As an alternative, use the sudo dnf upgrade command directly on the affected system to download the RPMs and update the system with all available errata updates.
- Click the link for the advisory.
- On the System Errata Detail page for an advisory, you can download the RPMs for the affected releases and system architectures.
How to Use ULN to Browse Available Errata
Monitoring available errata in ULN keeps you current on updates that might be needed on registered systems.
With this task, you can browse all available errata directly in ULN and then select to download the errata RPMs that registered systems require.
- To sort the table of available errata, click the title of the Type , Severity , Advisory , Systems Affected , or Release Date column. Click the title again to reverse the order of sorting.
- Click the link for the advisory.
- On the Errata Detail page for an advisory, you can download the RPMs for the supported releases and system architectures. The Superseded By Advisory column displays a link to the most recent advisory (if any) that replaces the advisory you are browsing.
Planning for Controlled Updates in a Production Environment
Software and OS updates can pose a problem for complex production environments that have mission critical applications that require minimal downtime. One solution might be to lock an environment to a single tested Oracle Linux release and update level to avoid updating the OS frequently. However, this approach increases the risk from security vulnerabilities and ultimately makes integration testing more difficult.
We recommend that you implement a software update strategy to ensure that the OS and underlying software on production systems are regularly updated in a way that you are able to manage the risk of application breakages because of software updates.
The following guidelines can help you to implement a software update strategy that is in line with best practice but protects the production systems from unexpected changes.
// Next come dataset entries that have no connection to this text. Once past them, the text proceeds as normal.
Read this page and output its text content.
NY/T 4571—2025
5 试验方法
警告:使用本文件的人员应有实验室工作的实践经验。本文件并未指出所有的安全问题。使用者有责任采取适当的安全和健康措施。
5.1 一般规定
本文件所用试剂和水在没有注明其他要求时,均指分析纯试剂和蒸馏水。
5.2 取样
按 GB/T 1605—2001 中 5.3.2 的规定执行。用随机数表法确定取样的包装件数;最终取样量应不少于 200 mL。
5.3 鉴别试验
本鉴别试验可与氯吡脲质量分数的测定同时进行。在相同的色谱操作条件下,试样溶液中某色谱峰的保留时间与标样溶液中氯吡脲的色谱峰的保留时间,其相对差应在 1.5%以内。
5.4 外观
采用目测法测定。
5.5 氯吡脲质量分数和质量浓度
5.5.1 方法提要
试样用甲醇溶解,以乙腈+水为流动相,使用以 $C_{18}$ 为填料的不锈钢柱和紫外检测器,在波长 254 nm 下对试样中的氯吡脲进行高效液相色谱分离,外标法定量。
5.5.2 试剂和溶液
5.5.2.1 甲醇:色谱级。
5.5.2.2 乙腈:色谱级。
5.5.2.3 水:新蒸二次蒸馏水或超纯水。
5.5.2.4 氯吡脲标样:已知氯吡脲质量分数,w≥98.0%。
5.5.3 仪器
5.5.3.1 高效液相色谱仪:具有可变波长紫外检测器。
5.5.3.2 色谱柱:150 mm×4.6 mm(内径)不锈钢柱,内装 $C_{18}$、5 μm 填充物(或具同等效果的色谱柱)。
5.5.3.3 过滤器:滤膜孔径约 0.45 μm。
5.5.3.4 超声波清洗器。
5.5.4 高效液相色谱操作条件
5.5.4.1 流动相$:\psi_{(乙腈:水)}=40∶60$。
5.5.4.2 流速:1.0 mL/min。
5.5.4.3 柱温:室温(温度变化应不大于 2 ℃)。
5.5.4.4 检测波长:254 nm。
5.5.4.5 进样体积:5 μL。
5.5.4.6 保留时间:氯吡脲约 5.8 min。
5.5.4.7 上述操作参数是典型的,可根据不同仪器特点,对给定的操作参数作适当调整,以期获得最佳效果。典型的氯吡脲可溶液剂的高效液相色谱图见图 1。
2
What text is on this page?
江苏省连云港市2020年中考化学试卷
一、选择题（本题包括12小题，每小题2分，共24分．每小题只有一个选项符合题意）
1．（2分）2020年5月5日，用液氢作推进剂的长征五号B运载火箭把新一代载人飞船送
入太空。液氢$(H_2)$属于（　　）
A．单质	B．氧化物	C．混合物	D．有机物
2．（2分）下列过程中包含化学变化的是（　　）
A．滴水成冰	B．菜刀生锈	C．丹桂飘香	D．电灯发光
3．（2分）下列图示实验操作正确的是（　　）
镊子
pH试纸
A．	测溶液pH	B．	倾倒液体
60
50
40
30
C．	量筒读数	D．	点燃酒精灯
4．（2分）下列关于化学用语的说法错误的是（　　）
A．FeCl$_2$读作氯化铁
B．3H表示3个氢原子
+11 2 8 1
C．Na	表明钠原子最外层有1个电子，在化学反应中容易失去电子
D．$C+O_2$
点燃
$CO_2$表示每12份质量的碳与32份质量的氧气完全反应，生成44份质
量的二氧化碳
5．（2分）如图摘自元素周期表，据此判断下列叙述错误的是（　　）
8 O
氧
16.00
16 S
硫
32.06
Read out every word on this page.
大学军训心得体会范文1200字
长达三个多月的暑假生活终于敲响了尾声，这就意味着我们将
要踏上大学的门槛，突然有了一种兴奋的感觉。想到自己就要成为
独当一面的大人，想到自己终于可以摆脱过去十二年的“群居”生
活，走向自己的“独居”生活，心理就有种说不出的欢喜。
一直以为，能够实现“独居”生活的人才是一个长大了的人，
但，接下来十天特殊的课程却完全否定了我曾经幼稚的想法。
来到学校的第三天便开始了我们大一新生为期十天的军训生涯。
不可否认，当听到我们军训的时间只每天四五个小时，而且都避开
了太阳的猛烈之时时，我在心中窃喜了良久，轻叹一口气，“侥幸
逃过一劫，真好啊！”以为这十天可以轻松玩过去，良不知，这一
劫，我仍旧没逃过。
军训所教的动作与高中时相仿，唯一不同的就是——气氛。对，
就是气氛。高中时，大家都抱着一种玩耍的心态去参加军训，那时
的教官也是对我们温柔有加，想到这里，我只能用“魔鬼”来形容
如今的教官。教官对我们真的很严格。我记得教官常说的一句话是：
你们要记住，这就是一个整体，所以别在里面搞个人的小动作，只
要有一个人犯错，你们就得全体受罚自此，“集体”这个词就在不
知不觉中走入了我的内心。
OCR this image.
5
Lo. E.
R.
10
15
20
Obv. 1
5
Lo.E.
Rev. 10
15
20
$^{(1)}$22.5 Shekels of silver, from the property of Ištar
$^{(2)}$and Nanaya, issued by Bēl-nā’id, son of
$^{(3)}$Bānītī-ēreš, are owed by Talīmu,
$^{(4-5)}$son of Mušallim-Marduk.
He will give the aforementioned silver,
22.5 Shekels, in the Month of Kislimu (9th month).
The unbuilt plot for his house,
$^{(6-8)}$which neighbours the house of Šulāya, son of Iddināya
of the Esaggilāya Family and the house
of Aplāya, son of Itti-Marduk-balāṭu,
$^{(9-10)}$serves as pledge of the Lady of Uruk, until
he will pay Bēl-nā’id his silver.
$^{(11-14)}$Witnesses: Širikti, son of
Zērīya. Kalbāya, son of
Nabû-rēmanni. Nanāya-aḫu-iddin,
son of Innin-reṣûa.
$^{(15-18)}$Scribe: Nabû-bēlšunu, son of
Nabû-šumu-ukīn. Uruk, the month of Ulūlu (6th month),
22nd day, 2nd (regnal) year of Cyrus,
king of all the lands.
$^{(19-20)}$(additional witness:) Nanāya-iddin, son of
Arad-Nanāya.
- Create a local ULN mirror. One of the challenges associated with rolling out updates on systems is that even if you have tested the updates in an integration and testing environment, if you do not manage the source of the updated packages, changes to packages can occur between the period of integration testing and the moment when you roll the package updates out to the production environment. By creating a local ULN mirror, you can control when and how often channels are synchronized to the mirror server. The selection of packages is static between synchronization periods, which gives you an opportunity to test a set of packages and then update the production environment to a known working set. By using ULN for the mirror service, you can mirror channels that contain Ksplice updates so that you are able to take advantage of an offline Ksplice service. With the offline Ksplice, you can use in-memory kernel updates to avoid reboots. At the same time, you can test these updates in an integration environment first, before applying the updates to the production environment.
- Consider a staged update strategy based on risk and threat mitigation.
- Schedule Oracle Ksplice updates for the kernel and user space to run at least weekly. Optionally, you can vet these updates within an integration test environment first.
- For security related package updates, follow a monthly maintenance schedule and in line with alerts from security tools or errata notifications. Use the dnf update —security command for these types of update.
- Apply at least a quarterly maintenance schedule to run full package updates that use a ULN mirror snapshot. Vet the updates on an integration test environment first before implementing these on production servers.
By performing regular atomic updates it is easier to resolve integration issues as they arise and you better protect your environment from potential security issues. Using an integration test environment and a Yum or ULN mirror is critical to maintaining stability of your platform and protecting it from compromise.